High doses of vitamin D may be an effective way to for people to fight infections like HIV-1.
“Vitamin D may be a simple, cost-effective intervention, particularly in resource-poor settings, to reduce HIV-1 risk and disease progression,” researchers write in a new study published online in the Proceedings of the National Academy of Sciences.
For the study, researchers looked at two ethnic groups in Cape Town, South Africa, to see how seasonal differences in exposure to ultraviolet B radiation, dietary vitamin D, genetics, and pigmentation affected vitamin D levels, and whether high-dose supplementation improved deficiencies and the cell’s ability to repel HIV-1.
“Cape Town, South Africa, has a seasonal ultraviolet B regime and one of the world’s highest rates of HIV-1 infection, peaking in young adults, making it an appropriate location for a longitudinal study like this one,” says Nina Jablonski, professor of anthropology at Penn State.
One hundred healthy young individuals divided between those of Xhosa ancestry—whose ancestors migrated from closer to the equator into the Cape area—and those self-identified as having Cape Mixed ancestry—a complex admixture of Xhosa, Khoisan, European, South Asian, and Indonesian populations—were recruited for this study.
The groups were matched for age and smoking. The Xhosa, whose ancestors came from a place with more ultraviolet B radiation, have the darkest skin pigmentation, while the Khoisan—the original inhabitants of the Cape—have adapted to the seasonally changing ultraviolet radiation in the area and are lighter skinned. The Cape Mixed population falls between the Xhosa and Khoisan in skin pigmentation levels.
Cape Town is situated in the southern hemisphere at about the same distance from the equator as the Florida panhandle, slightly more than 30 degrees latitude. Ultraviolet B levels show a winter decline anywhere above 30 degrees latitude, so Cape Town has a definite winter with low levels of the ultraviolet B wavelengths needed to produce precursor vitamin D3.
Add to this the fact that people now spend more time indoors during winter and wear more clothing, and exposure to ultraviolet B in winter may be insufficient to prevent vitamin D deficiency.
Sunscreen use is not a factor in these populations. However, the darker the skin’s pigment, the more ultraviolet B radiation necessary to trigger the precursor chemicals in the body to produce vitamin D.
“The skin of the indigenous people of the Cape, the Khoisan, is considerably lighter than that of either study group and may represent a long-established adaptation to seasonal UVB,” the researchers write.
“The darker skin of both study populations—Xhosia and Cape mixed—denotes a degree of mismatch between skin pigmentation and environmental UVB resulting from their recent migration into the region.”
The researchers found that both groups exhibited vitamin D deficiency during the winter, with women in both groups being more deficient, on average, than the men. Because of vitamin D’s impact on the immune system, the researchers provided six weeks of supplemental vitamin D3 to 30 of the Xhosa participants, which brought 77 percent of the participants to optimal vitamin D status.
Diet not a factor
Diet, genetics, and other variables played very small roles in vitamin D status, although some genetic variations did influence the success of supplementation.

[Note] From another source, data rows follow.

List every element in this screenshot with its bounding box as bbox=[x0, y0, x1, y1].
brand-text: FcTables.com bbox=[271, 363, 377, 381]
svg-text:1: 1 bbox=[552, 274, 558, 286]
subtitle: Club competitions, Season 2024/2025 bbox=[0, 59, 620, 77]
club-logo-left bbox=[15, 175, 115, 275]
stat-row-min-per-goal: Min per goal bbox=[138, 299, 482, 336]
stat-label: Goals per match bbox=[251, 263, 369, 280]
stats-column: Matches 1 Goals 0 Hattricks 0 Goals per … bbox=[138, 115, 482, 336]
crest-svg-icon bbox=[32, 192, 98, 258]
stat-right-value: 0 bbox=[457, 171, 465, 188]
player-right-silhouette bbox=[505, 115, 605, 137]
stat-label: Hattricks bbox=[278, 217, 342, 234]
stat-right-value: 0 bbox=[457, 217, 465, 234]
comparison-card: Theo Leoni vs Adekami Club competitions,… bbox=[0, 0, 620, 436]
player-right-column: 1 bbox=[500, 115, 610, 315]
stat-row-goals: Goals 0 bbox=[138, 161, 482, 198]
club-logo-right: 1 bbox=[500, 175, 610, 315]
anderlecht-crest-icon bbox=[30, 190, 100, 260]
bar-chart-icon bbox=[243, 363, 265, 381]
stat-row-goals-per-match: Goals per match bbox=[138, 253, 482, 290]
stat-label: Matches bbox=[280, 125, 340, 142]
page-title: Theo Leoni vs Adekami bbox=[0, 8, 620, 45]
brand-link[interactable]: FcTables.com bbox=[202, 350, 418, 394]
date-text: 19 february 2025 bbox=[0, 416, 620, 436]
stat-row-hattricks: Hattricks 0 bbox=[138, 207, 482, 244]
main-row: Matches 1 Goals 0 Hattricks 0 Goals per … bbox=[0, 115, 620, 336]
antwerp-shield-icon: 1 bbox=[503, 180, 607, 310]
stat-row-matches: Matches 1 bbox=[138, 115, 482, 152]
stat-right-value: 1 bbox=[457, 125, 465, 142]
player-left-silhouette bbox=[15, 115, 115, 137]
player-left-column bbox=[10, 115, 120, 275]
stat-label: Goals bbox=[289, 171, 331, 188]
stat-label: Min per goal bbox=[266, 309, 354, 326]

To test how vitamin D status affected the immune system and HIV-1 in particular, the researchers exposed blood samples from Xhosa and Cape mixed participants taken during the summer and winter when the subjects were vitamin D sufficient or deficient.
After nine days, the winter blood samples had greater infection than those taken in summer. After six weeks of vitamin D supplementation, the Xhosa blood sample levels of HIV-1 infection were the same as those during the summer.
“High-dosage oral vitamin D3 supplementation attenuated HIV-1 replication, increased circulating white blood cells, and reversed winter-associated anemia,” the researchers report. “Vitamin D3 presents a low-cost supplementation to improve HIV-associated immunity.”
Other researchers from Penn State and from University of Cape Town and Stellenbosch University contributed to the study.
A John Guggenheim Fellowship; The Stellenbosch Institute for Advanced Study; the Academy of Science of South Africa; South African Sugar Association; UK Medical Research Council; European Union 7th Framework Programme for Research and Technological Development; and Wellcome Trust supported the work.